Miguel Sanches Neto produz crítica, ensaio, poesia, crônica, conto e romance, modalidades essenciais da criação literária. Mas o crítico parece incomodar o poeta. Em Pisador de horizontes, ele abre mão de qualquer aparato paratextual, seja prefácio, posfácio, texto de orelha ou recomendações de quarta capa. O poeta insere sua própria poesia como reflexão anticrítica, ocupando os espaços da opinião de pretensos avalistas. Diz ele na primeira orelha: As orelhas desse livro foram cortadas./ Pouco importa o que dizem/ sobre estas páginas/ e menos ainda deve importar/ ao imprevidente leitor/ o que fui ou o que sou”. E reafirma na segunda orelha, no poema A arte de fingir: “Escrever suas orelhas? Prefiro não escrevê-las./ Vamos tirar a sujeira,/ livrá-las da baboseira”. Está claro: num gesto de afirmação, o poeta nega o crítico, numa dialética de reconhecimento transverso. Assim, Sanches Neto impõe, irônica e implacavelmente, uma “saia justa” a sua poesia, deixando-a à própria sorte diante da leitura crítica de terceiros, sem os anteparos da “opinião amiga” dos prefácios e das orelhas. De fato, o poeta não precisa de amparo do discurso alheio. A atitude de Sanches sinaliza, talvez, a denegação do seu próprio discurso crítico em proveito do texto lírico e ficcional que agora representam a voz principal do escritor.
Neste livro, surpreende a aparente simplicidade dos versos que, no entanto, configuram sentidos existenciais e filosóficos profundos. É com essa simplicidade que o “pisador de horizontes”, leia-se, o poeta, desestabiliza o estado natural das coisas com sua presença difusa, quase etérea, de simples “passante”, como consciência em trânsito. Ele devassa e perquire os horizontes da existência, ora a partir de coisas banais, cotidianas, aparentemente insignificantes, ora em curtas “tiradas” filosóficas, em que a matéria lírica engasta-se no pensar.
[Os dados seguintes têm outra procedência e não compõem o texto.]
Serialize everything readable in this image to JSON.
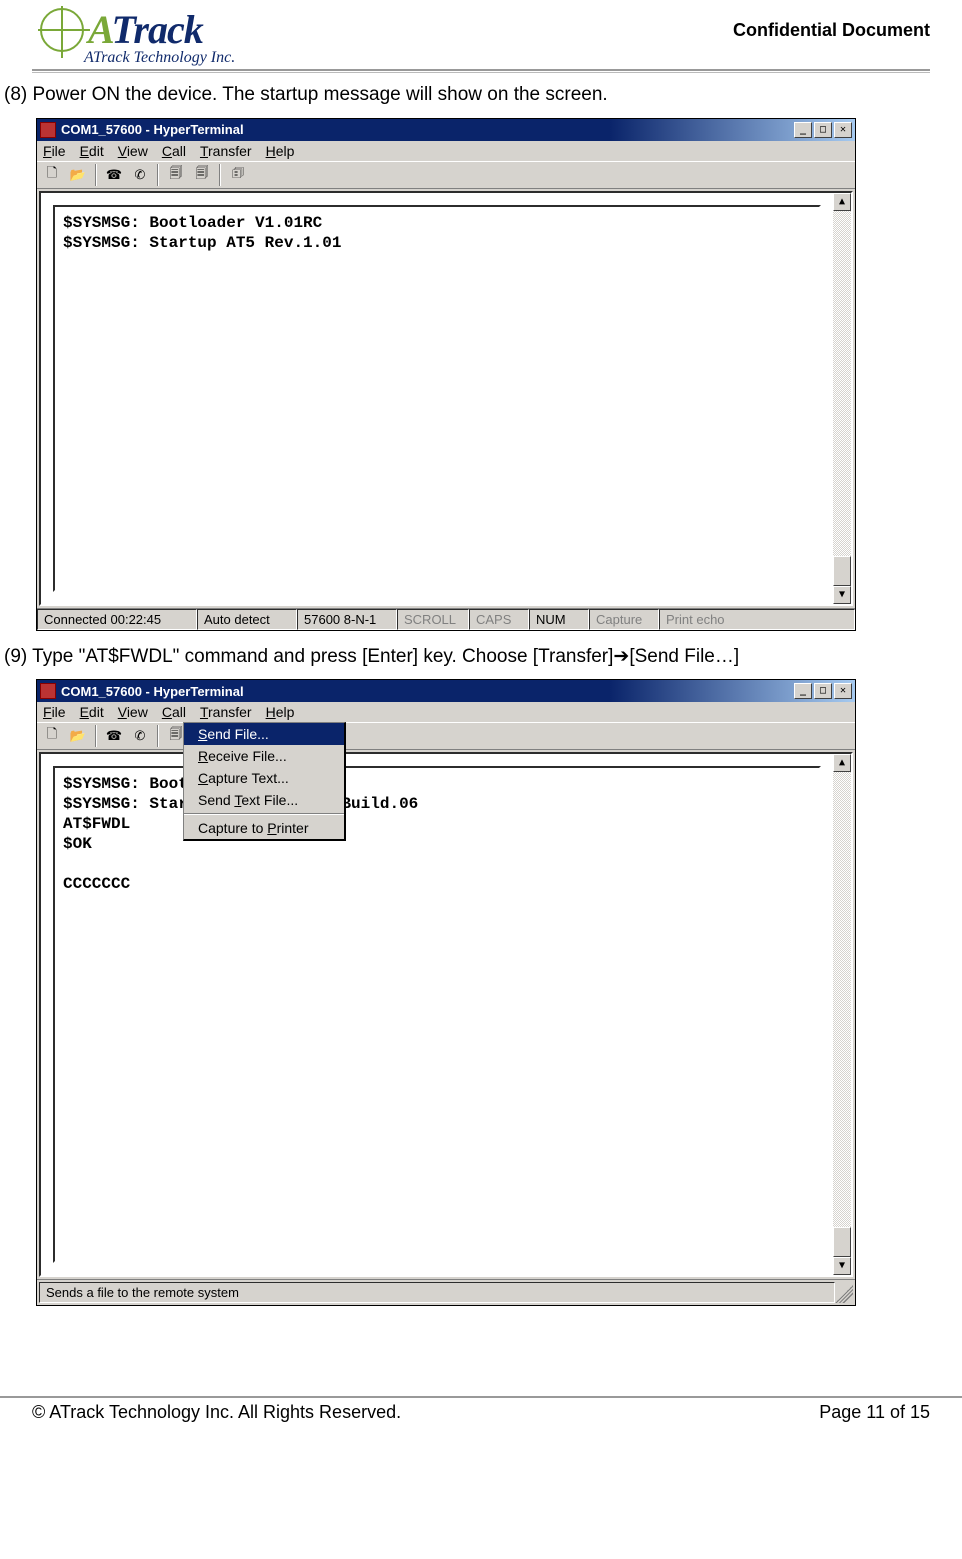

Em Sanches Neto, há sempre o toque de um pessimismo existencial, mas de expressão delicada, que perpassa os poemas e dá liga à mistura de sensações, elocubrações e constatações do poeta diante das circunstâncias do ato de existir. Em alguns poemas, ressoam as marcas da leitura de Álvaro de Campos, Carlos Drummond de Andrade e T. S. Eliot naquilo que eles têm de mais visceral, ou seja, o sentido agônico da condição moderna. De Campos, lembra a desistência de fazer e/ou ter sentido no mundo; de Drummond, a constatação doída de que, na modernidade, perdeu-se o domínio da vida; de Eliot, a consciência da desolação que preside a existência moderna de permeio com a degradação de valores autênticos. Aliás, é magistral o diálogo com o pessimismo eliotiano, no poema July is the cruellest month, em que se reafirmam a visão desolada do mundo e a condição de decaído que o poeta carrega na modernidade.
Nesse livro há vários poemas curtos. Talvez o poeta quisesse apenas provocar o leitor e abandoná-lo aos seus próprios fantasmas. Mas, em alguns casos, fica a impressão de que renderiam mais se fossem desenvolvidos. Valem pelo exercício de pensamento, em linguagem lírica, pois cada poema é uma espécie de máxima filosófica. O melhor avulta nos poemas mais longos, quando a comunicação se faz plena e o leitor participa do diálogo de forma mais efetiva.
A poesia de Sanches Neto inquieta o leitor com suas sutilezas agudas e formas simples de afirmar coisas abismais. Quando seu discurso se torna mais horizontal, transmudando-se em prosa poética, atinge mais, aprofundando a perquirição das coisas. E há sempre a percepção da morte como força dominante que, mitigando as pulsões governadas por eros, se impõe em cada gesto, antecipando a visão do fatal e extremo ato da vida, que é morrer. Isso se observa em Mínima erótica, e em Testamento de um solitário: Eis o fim/ de tudo// e não tenho/ a quem deixar/ esses restos/ de futuro.
Enfim, as forças que governam essa poesia e dão equilíbrio ao conjunto provêm de doses medidas de um pessimismo difuso que, alimentando-se de uma recorrente angústia existencial, imanta no verbo a ironia visceral de um poeta que “começa a dizer adeus”. Na verdade, esse poeta exorciza sua sensação de existir encalacrado num paradoxo: o de estar imerso na “plenitude” de uma existência irremediavelmente precária e fugaz.